この研究では、イギリスの「UK Biobank」に参加した約6万9370人(平均年齢約56歳)のデータを分析しました。参加者は過去24時間に摂取した飲食の記録を回答し、研究チームは食習慣がプラネタリーヘルスダイエットにどれだけ一致しているかを示すスコアを算出しました。
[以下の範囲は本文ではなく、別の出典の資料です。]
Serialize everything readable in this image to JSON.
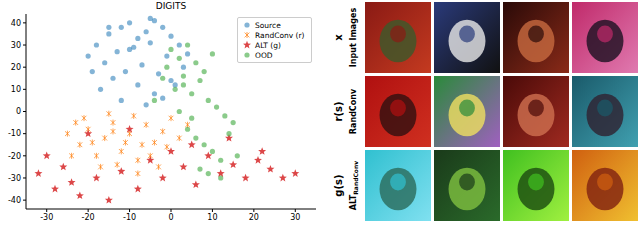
{
  "chart_data": {
    "type": "scatter",
    "title": "DIGITS",
    "xlim": [
      -35,
      35
    ],
    "xticks": [
      -30,
      -20,
      -10,
      0,
      10,
      20,
      30
    ],
    "ylim": [
      -44,
      44
    ],
    "yticks": [
      -40,
      -30,
      -20,
      -10,
      0,
      10,
      20,
      30,
      40
    ],
    "grid": false,
    "legend": "upper right",
    "series": [
      {
        "name": "Source",
        "color": "#1f77b4",
        "marker": "circle",
        "x": [
          -18,
          -15,
          -12,
          -10,
          -8,
          -6,
          -4,
          -2,
          0,
          2,
          4,
          -16,
          -13,
          -9,
          -5,
          -1,
          3,
          -14,
          -11,
          -7,
          -3,
          1,
          -20,
          -17,
          -8,
          -4,
          0,
          -12,
          -6,
          -2,
          -10,
          -15,
          -19,
          -5
        ],
        "y": [
          30,
          35,
          38,
          40,
          33,
          36,
          41,
          38,
          34,
          30,
          26,
          22,
          27,
          29,
          31,
          25,
          20,
          15,
          18,
          21,
          17,
          12,
          25,
          10,
          12,
          8,
          14,
          5,
          3,
          6,
          28,
          38,
          18,
          42
        ]
      },
      {
        "name": "RandConv (r)",
        "color": "#ff7f0e",
        "marker": "cross",
        "x": [
          -25,
          -22,
          -20,
          -18,
          -16,
          -14,
          -12,
          -10,
          -8,
          -6,
          -4,
          -2,
          0,
          2,
          -24,
          -21,
          -17,
          -13,
          -9,
          -5,
          -1,
          -19,
          -15,
          -11,
          -7,
          -3,
          -23,
          -14,
          -8,
          4
        ],
        "y": [
          -10,
          -15,
          -8,
          -20,
          -12,
          -5,
          -18,
          -10,
          -22,
          -6,
          -14,
          -9,
          -3,
          -12,
          -20,
          -3,
          -25,
          -24,
          -2,
          -20,
          -16,
          -14,
          -1,
          -14,
          -15,
          -25,
          -5,
          -9,
          -28,
          -6
        ]
      },
      {
        "name": "ALT (g)",
        "color": "#d62728",
        "marker": "star",
        "x": [
          -32,
          -30,
          -28,
          -26,
          -24,
          -22,
          -18,
          -15,
          -12,
          -8,
          -5,
          -2,
          0,
          3,
          6,
          9,
          12,
          15,
          18,
          21,
          24,
          27,
          30,
          -20,
          -10,
          5,
          14,
          22
        ],
        "y": [
          -28,
          -20,
          -35,
          -25,
          -32,
          -38,
          -30,
          -40,
          -27,
          -35,
          -22,
          -30,
          -18,
          -25,
          -33,
          -20,
          -28,
          -24,
          -30,
          -22,
          -26,
          -30,
          -28,
          -10,
          -8,
          -15,
          -12,
          -18
        ]
      },
      {
        "name": "OOD",
        "color": "#2ca02c",
        "marker": "circle",
        "x": [
          0,
          2,
          4,
          6,
          8,
          10,
          -2,
          1,
          3,
          5,
          7,
          9,
          11,
          13,
          15,
          4,
          6,
          8,
          10,
          12,
          14,
          16,
          2,
          5,
          7,
          9,
          -4,
          -1,
          3,
          12
        ],
        "y": [
          28,
          24,
          30,
          22,
          18,
          26,
          15,
          10,
          12,
          8,
          14,
          5,
          2,
          -2,
          -5,
          -8,
          -12,
          -15,
          -18,
          -22,
          -10,
          -20,
          0,
          -3,
          -26,
          -28,
          5,
          20,
          16,
          -30
        ]
      }
    ]
  },
  "image_grid": {
    "rows": [
      {
        "symbol": "x",
        "label": "Input Images"
      },
      {
        "symbol": "r(s)",
        "label": "RandConv"
      },
      {
        "symbol": "g(s)",
        "label": "ALT",
        "subscript": "RandConv"
      }
    ]
  }
}
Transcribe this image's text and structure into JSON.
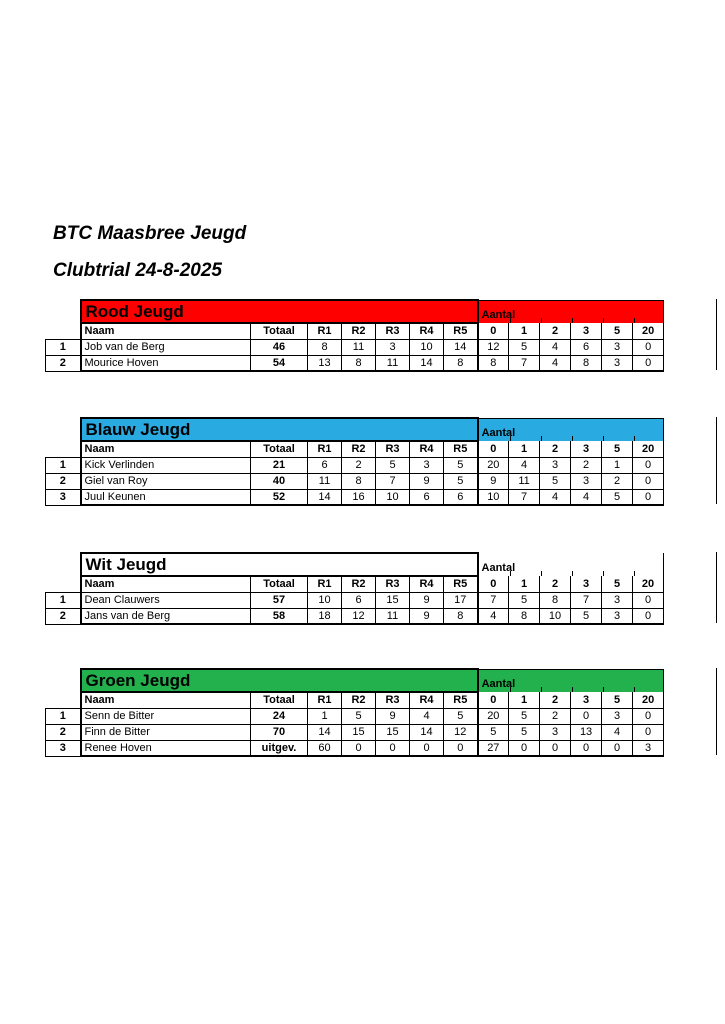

さらに、血液サンプルからコレステロール値や炎症などのマーカーを調べ、身体の機能の衰えを表す「生物学的年齢」を評価しました。
約12年間にわたる追跡調査の結果、プラネタリーヘルスダイエットに最も近い食事を実践していた上位25%の人々は、複数の病気を同時に発症する「多疾患併存」のリスクが19%低いことが判明しました。スコアが最も低かった人と比較すると、脳卒中のリスクが12%、うつ病のリスクが13%、不安障害のリスクが13%それぞれ低下していました。
さらに、血液マーカーの分析から、プラネタリーヘルスダイエットに近い食事をしている人ほど、生物学的年齢が実年齢よりも若い傾向があることも分かりました。食事を通じて炎症などを抑えることが、細胞の老化を遅らせ、脳の障害リスク軽減につながっていると考えられています。
ただし、この研究は観察調査であり、食事法が直接脳の健康改善を引き起こしたと証明したものではありません。研究者は「参加者の多くが中年の白人であったため、多様な国や民族のデータをもとにしたさらなる研究が必要だ」と指摘しています。それでも、地球環境を守る食習慣が私たちの脳や身体の若さを保つ手助けになるという発見は、今後の健康づくりにおいて注目されています。